Литература становится политикой, когда властям кажется, что они находят там удовлетворение своей идеологической потребности. Государственные деятели искали отклик в литературе, публицистике, в интеллектуальной моде на пышную классику при Екатерине, на оккультную мистику при Александре, на национальное своеобразие при Николае I. Не касаясь военной доктрины, где надобность в идеологии всегда ощущалась меньше (например, ее практически нет во всех «Записках» генерала Ермолова о наполеоновских войнах), экономики, права и науки, автор книги ограничивает себя областью, широко открытой общим идеям и особенно беззащитной против них.
Ни один военный поход, ни один дипломатический шаг не обходились в публицистике эпохи без подтягивания к великим примерам. Росс, штурмующий стены Измаила, изумляет Марса своим бесстрашием; бушующая стихия, он затмевает звезды, словно утренняя заря изгоняет с небосвода обреченный полумесяц. Когда, вытеснив Наполеона, русские входят в Париж, они спасают человечество от кровожадного тирана и утверждают в Европе вечный мир по божественному внушению, услышанному благочестивым императором Александром Павловичем.
Оглядываться в своих действиях на образцы – общечеловеческая слабость. Не только государственная и корпоративная, но и всякая частная жизнь старается выстроить себя в ориентации на тот или другой идеальный тип. Западая из классики, высокой поэзии, философии, религии в устроительное сознание, идеи своей мощью возбуждают, захватывают, мобилизуют и, нечаянно переходя в практику, производят бурю в вещественном мире. Так брызги бессмертного питья богов, шутя пролитые ветреной Гебой на землю, гремят и кипят в майской грозе. В конечном итоге всем, что передвигается ползком, по слову Гераклита, правит удар божественной молнии[24]24
О правящей молнии применительно к нашей истории см. выше <в начале статьи«Закон русской истории»>.
[Закрыть].
Как бы ни было темно происхождение практического замысла, он старается оформить себя идеальными образами. Замысел, предприятие, осуществление, возможное, конечно, только при непобедимости начинателя, т.е. пока поставленная цель для него дороже жизни, и конец дела со смертью начинателя или чаще от усталости, скуки и нового увлечения прочерчивают траекторию манящих идей. Расследование, проведенное Андреем Зориным, показывает, как легко – другой вопрос, надолго ли; «заблуждения великих умов недолговремянны», сказал Сперанский о законодательных начинаниях Екатерины II, – загораются идеями важные государственные деятели, как жадно, скрытно и рискованно они, не имея досуга для собственной мысли, рыщут в поисках совета. Практики и реалисты, они больше доверяют патентованным схемам. Так Потемкина-Таврического манили в его южных замыслах надежная греческая звезда и роль покровителя-реаниматора блестящей древности; в том же духе двоюродный брат и помощник начинателя, литератор Павел Потемкин, в своей пьесе «Россы в архипелаге» о спартанской экспедиции графа Алексея Орлова внушал новому, не очень похожему на Александра Македонского греку обещать, что русские вернули ему прежнее свойство, геройство.

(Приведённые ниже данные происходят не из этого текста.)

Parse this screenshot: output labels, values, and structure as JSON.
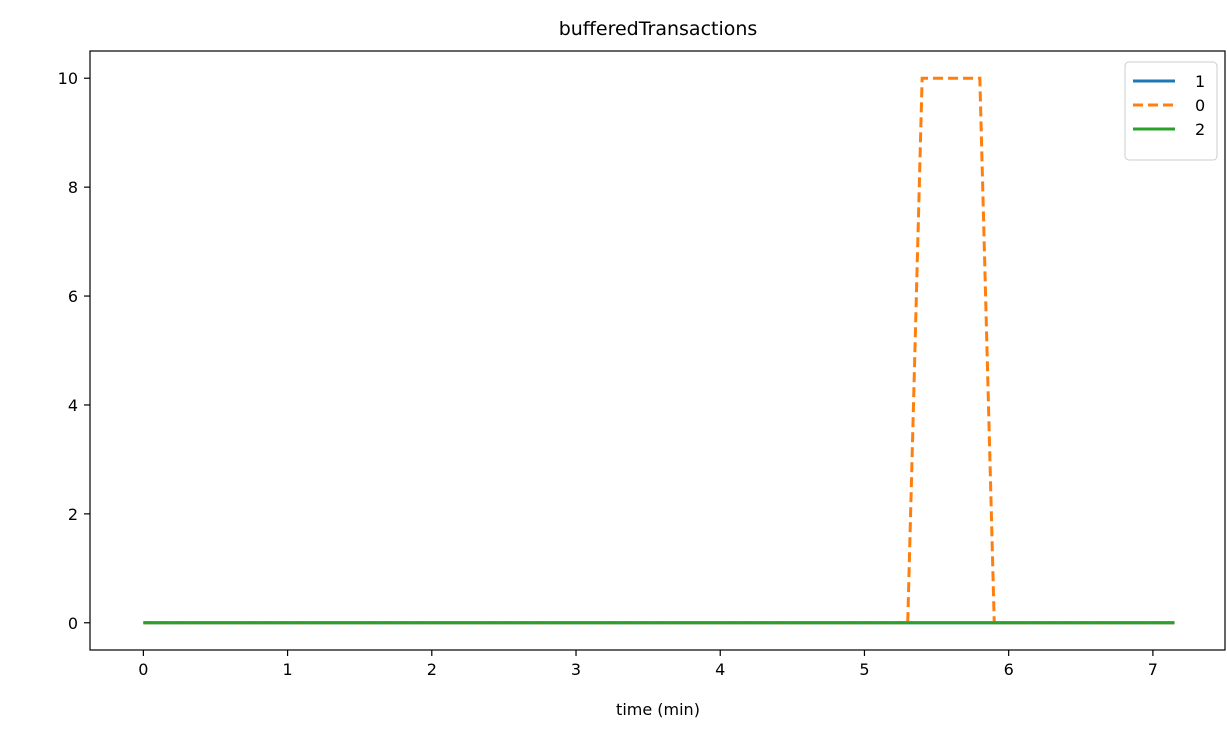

Что чему на самом деле предшествовало, продолжающая свою работу матрица древней цивилизации диктовала жесты усилившейся северной державе или растущая мощь последней искала объяснения своей экспансии? Такой вопрос, требуя задуматься, выбил бы идеологическую мысль из колеи. Попав в сетку принятых представлений – а в общем мнении цветущая древность вполне легитимировала себя, – деловитое сознание чувствует себя увереннее. Когда то, что гладко развертывалось на словах, срывается на практике, оправдания неудаче ищут в давлении темных сил. Под неглубокой поверхностью схем, естественно, всегда обнаружится много чужого или враждебного. Тогда начинают полагаться на смелость и силу начинателя, что оставляет еще меньше места для осмысления концов и начал.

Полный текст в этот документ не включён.